Growing Tall And Strong.
Disney’s palatial tale of a young deer emitting warmth in this cold hard land is a symphony sung over the ages for its ingenuity. A drama so mature and sincere that it challenges its older audience to be at their best end of intellectual state and also is a packet of firecrackers for the younger audience. And it is not that it jubilants the younger viewers through breathtaking visuals, stunning locations and adorable picturization of the animal lifestyle. But draws their attention with speaking their tongue of frailty on terms of knowledge and the newer concept that takes time to sink in, like every time when the Rabbit takes things too far and his mother reminds him of his father’s advice.
Tiny notions like such is where this meticulous script grows stronger, from experiencing the first rain to testing the surface of a snow, all these encounters with a nature is a witty way to characterize the characters. As far as animation is concerned, it never has been so powerful and skillful for a vivid storytelling to melt down its viewers on the very right spot. The first act is pretty much the firsts of everything, as mentioned, the thrills of visiting new creatures or speaking or walking for the first time.

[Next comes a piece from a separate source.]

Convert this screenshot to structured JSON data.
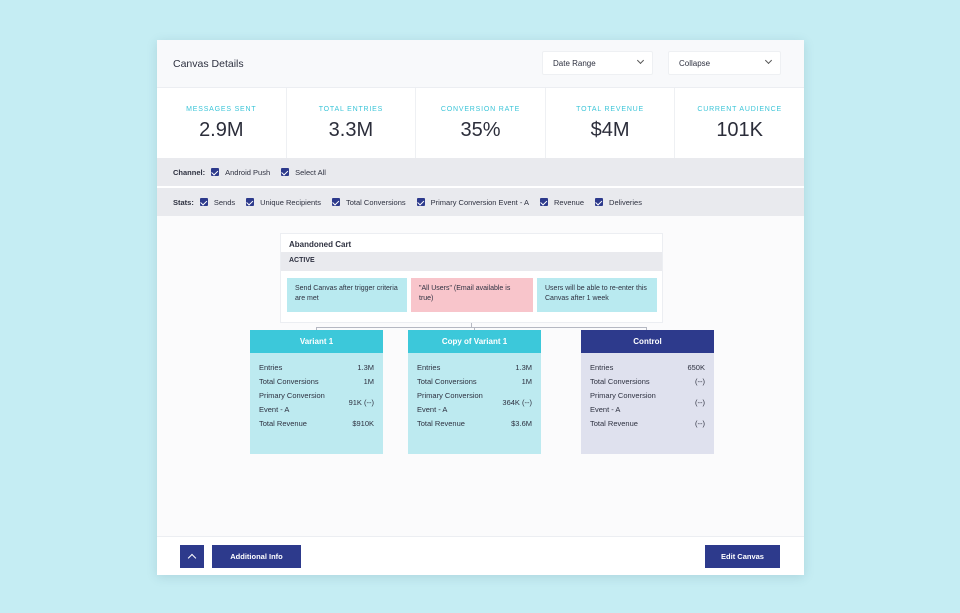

And the second act explores the bonding between him and his mother with training and stories that can be traced back to mythology, where the last act offers our protagonist to stretch his muscles and prove his brave persona with a fight against nature whom he has been devouring since he was a kid. Bambi, a tale weaved out so far from now and yet remains so close to all of us, is a testament to the sheer brilliance of the narration that was clearly ahead of its time.